Positive Psychology
Recalled parental emotion socialization to happiness predicts positive emerging adult outcomes
Sarah Moran, B.A., M.A. (she/her/hers)
PhD Student
Georgia State University
Atlanta, Georgia
Jena Michel, M.A.
PhD Student
Georgia State University
Atlanta, Georgia
Meghan S. Goyer, M.A.
PhD Student
Georgia State University
Atlanta, Georgia
Emily K. Tan, B.A.
PhD Student
Georgia State University
Atlanta, Georgia
Laura G. McKee, Ph.D. (she/her/hers)
Associate Professor
Georgia State University
Decatur, Georgia
Background:
Caregiver emotion socialization (ES) and parenting strategies have been linked to positive outcomes in children, including empathy (Ornaghi et al., 2020) and self-esteem (Queiroz et al., 2020); however, ES responses to the discrete emotion of happiness have not been directly associated with compassion or self-esteem. Interestingly, prior research suggests that neither encouraging nor discouraging maternal responses to their child’s positive emotions were significantly associated with child savoring of positive events (Moran et al., 2017); however, investigating specific maternal and paternal ES responses (e.g., rewarding, magnifying, overriding, neglectful, or punishing) to happiness may reveal discrete associations with savoring practices. The present study explores direct associations between ES, including maternal Neglect/Override/Punish (NOP), paternal Neglect/Override (NO), paternal Punish, and maternal and paternal Reward/Magnify (RM) responses to happiness with emerging adult (EA) compassion, self-esteem, and savoring.
Method: Participants (N=256; 76% female; Mage=19.85; 8.2% Latino, 75.8% White, 3.1% Black, 10.6% East Asian, 5.1% South Asian, 4.7% Other) were enrolled in higher education and recruited from a metropolitan area in the United States.
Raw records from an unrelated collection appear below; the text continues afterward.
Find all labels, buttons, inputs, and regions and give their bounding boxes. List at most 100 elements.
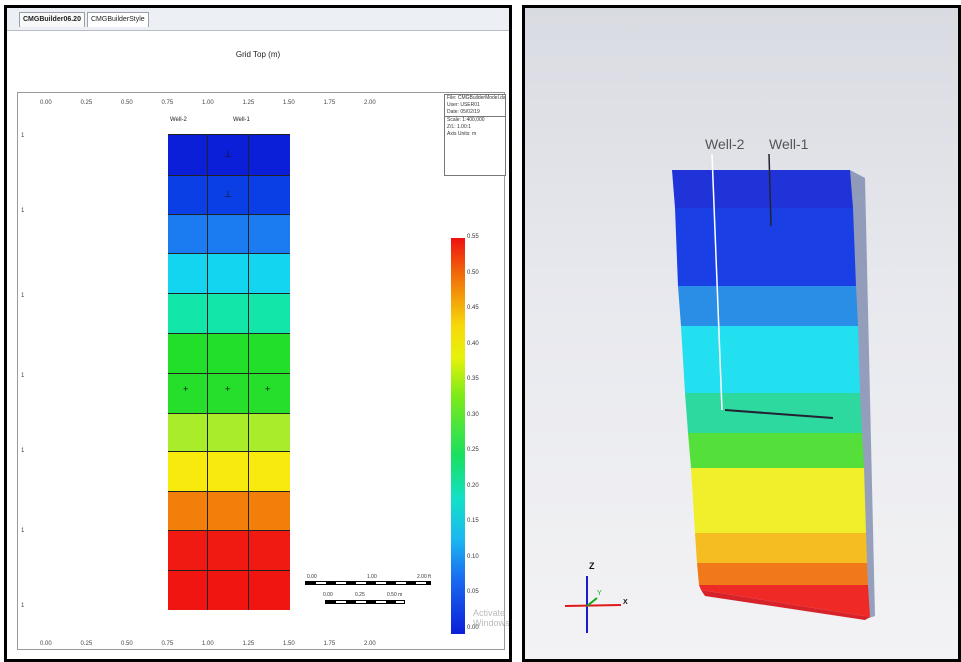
legend-value: 0.10: [467, 553, 479, 560]
layer-3: [678, 286, 858, 326]
z-axis-label: Z: [589, 561, 595, 571]
well-marker[interactable]: +: [225, 384, 231, 394]
left-grid-window: CMGBuilder06.20 CMGBuilderStyle Grid Top…: [4, 5, 512, 662]
grid-cell-divider: [168, 254, 208, 293]
legend-value: 0.00: [467, 624, 479, 631]
well-label-1: Well-1: [233, 117, 250, 123]
legend-value: 0.35: [467, 376, 479, 382]
grid-cell-divider: [168, 334, 249, 373]
info-line: Axis Units: m: [447, 131, 477, 137]
x-tick-label: 0.50: [121, 641, 133, 647]
info-line: File: CMGBuilderModel.dat: [447, 95, 505, 101]
layer-9: [697, 563, 868, 585]
y-axis-label: Y: [597, 590, 602, 597]
well-marker[interactable]: +: [265, 384, 271, 394]
grid-layer[interactable]: [168, 134, 290, 175]
y-tick: 1: [21, 208, 25, 214]
scale-label: 0.25: [355, 592, 365, 598]
info-line: Date: 05/02/19: [447, 109, 480, 115]
grid-cell-divider: [168, 176, 249, 214]
legend-value: 0.05: [467, 589, 479, 595]
info-line: Scale: 1:400,000: [445, 116, 505, 124]
legend-value: 0.55: [467, 234, 479, 240]
grid-cell-divider: [168, 135, 208, 175]
grid-cell-divider: [168, 254, 249, 293]
grid-layer[interactable]: [168, 293, 290, 333]
y-tick: 1: [21, 603, 25, 609]
legend-value: 0.30: [467, 411, 479, 418]
x-tick-label: 0.25: [80, 641, 93, 647]
plot-title: Grid Top (m): [235, 50, 281, 59]
x-tick-label: 1.50: [283, 641, 295, 647]
scale-label: 0.50 m: [387, 592, 403, 598]
grid-cell-divider: [168, 215, 208, 253]
grid-layer[interactable]: [168, 491, 290, 530]
legend-value: 0.25: [467, 447, 479, 453]
grid-cell-divider: [168, 571, 208, 610]
info-line: User: USER01: [447, 102, 480, 108]
tab-bar: CMGBuilder06.20 CMGBuilderStyle: [7, 8, 509, 31]
grid-layer[interactable]: [168, 413, 290, 451]
scale-label: 2.00 ft: [417, 574, 431, 580]
grid-cell-divider: [168, 215, 249, 253]
x-tick-label: 1.50: [283, 100, 295, 106]
grid-cell-divider: [168, 294, 249, 333]
well-1-trajectory[interactable]: [768, 153, 772, 227]
grid-cell-divider: [168, 414, 208, 451]
grid-cell-divider: [168, 334, 208, 373]
grid-layer[interactable]: [168, 175, 290, 214]
grid-layer[interactable]: [168, 451, 290, 491]
x-tick-label: 1.00: [202, 100, 214, 106]
x-tick-label: 1.25: [242, 641, 255, 647]
grid-cell-divider: [168, 374, 249, 413]
scale-bar-ft: [305, 581, 431, 585]
grid-layer[interactable]: [168, 373, 290, 413]
x-tick-label: 1.25: [242, 100, 255, 106]
well-2-trajectory[interactable]: [711, 153, 723, 411]
right-3d-window[interactable]: Well-2 Well-1 Z Y X: [522, 5, 961, 662]
x-tick-label: 0.00: [40, 641, 52, 647]
layer-7: [691, 468, 866, 533]
plot-area[interactable]: [17, 92, 505, 650]
layer-11: [701, 590, 870, 620]
grid-layer[interactable]: [168, 253, 290, 293]
layer-4: [681, 326, 860, 393]
y-tick: 1: [21, 448, 25, 454]
3d-view[interactable]: [525, 8, 958, 659]
x-tick-label: 2.00: [364, 641, 376, 647]
well-marker[interactable]: ⊥: [224, 149, 232, 159]
well-marker[interactable]: +: [183, 384, 189, 394]
x-tick-label: 0.75: [161, 641, 174, 647]
x-tick-label: 0.50: [121, 100, 133, 106]
well-2-horizontal[interactable]: [724, 409, 834, 419]
legend-value: 0.45: [467, 305, 479, 311]
grid-layer[interactable]: [168, 530, 290, 570]
x-tick-label: 1.75: [323, 641, 336, 647]
y-axis-line: [586, 597, 598, 607]
x-tick-label: 2.00: [364, 100, 376, 106]
tab-cmgbuilder-style[interactable]: CMGBuilderStyle: [87, 12, 149, 27]
grid-cell-divider: [168, 452, 249, 491]
activate-windows-watermark: Activate Windows: [473, 608, 510, 628]
grid-cell-divider: [168, 135, 249, 175]
grid-layer[interactable]: [168, 214, 290, 253]
grid-cell-divider: [168, 492, 208, 530]
grid-cell-divider: [168, 374, 208, 413]
well-label-2: Well-2: [170, 117, 187, 123]
grid-layer[interactable]: [168, 570, 290, 610]
x-axis-label: X: [623, 599, 628, 606]
legend-value: 0.50: [467, 269, 479, 276]
layer-2: [675, 208, 856, 286]
y-tick: 1: [21, 373, 25, 379]
layer-8: [695, 533, 867, 563]
scale-bar-m: [325, 600, 405, 604]
grid-layer[interactable]: [168, 333, 290, 373]
x-axis-line: [564, 604, 622, 607]
legend-value: 0.20: [467, 482, 479, 489]
grid-cell-divider: [168, 414, 249, 451]
well-1-label-3d: Well-1: [769, 136, 809, 152]
well-marker[interactable]: ⊥: [224, 189, 232, 199]
grid-cell-divider: [168, 571, 249, 610]
tab-cmgbuilder[interactable]: CMGBuilder06.20: [19, 12, 85, 27]
info-line: Z/L: 1.00:1: [447, 124, 471, 130]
Participants self-reported recalled ES responses (Emotions as a Child Scale), compassion (Santa Clara Brief Compassion Scale), savoring (Savoring Beliefs Inventory), and self-esteem (Rosenberg Self-Esteem Scale).
Results: The maternal ES model showed good fit, χ2(120)=199.01, p< 0.001, CFI=.96. Both maternal NOP and RM were positively associated with compassion (β=0.21, p= .04; β=0.30, p< .01). Maternal RM was positively associated with self-esteem (β=0.19, p=.04). Neither maternal NOP nor RM were significantly associated with savoring (p >.05). The paternal ES model also showed good fit, χ2(116)=215.10, p< 0.001, CFI=.95. Paternal NO was negatively associated with both savoring (β=-0.25, p= .01) and self-esteem (β=-0.33, p< .01). Neither paternal RM nor Punish were significantly associated with compassion, savoring, or self-esteem.
Discussion:
Both maternal and paternal ES were significantly associated with EA self-esteem. These results suggest mothers’ supportive ES (i.e., rewarding or magnifying) to happiness may increase EA self-esteem, while fathers’ unsupportive ES (i.e., neglectful or distracting happiness) may decrease EA self-esteem. Both maternal NOP and RM were positively associated with EA compassion, suggesting regardless of whether a mother’s response to child happiness is supportive (RM) or unsupportive (NP), EAs experience greater compassion. Interestingly, paternal ES did not significantly predict compassion, suggesting fathers’ responses to happiness does not impact EA compassion. Only paternal NO was negatively associated with savoring, while maternal ES was not associated with savoring, which is consistent with previous research (Moran et al., 2017). These findings provide support for the unique contributions of mothers’ and fathers’ responses to their child’s expression of happiness and positive outcomes of compassion, savoring, and self-esteem and may inform parenting interventions.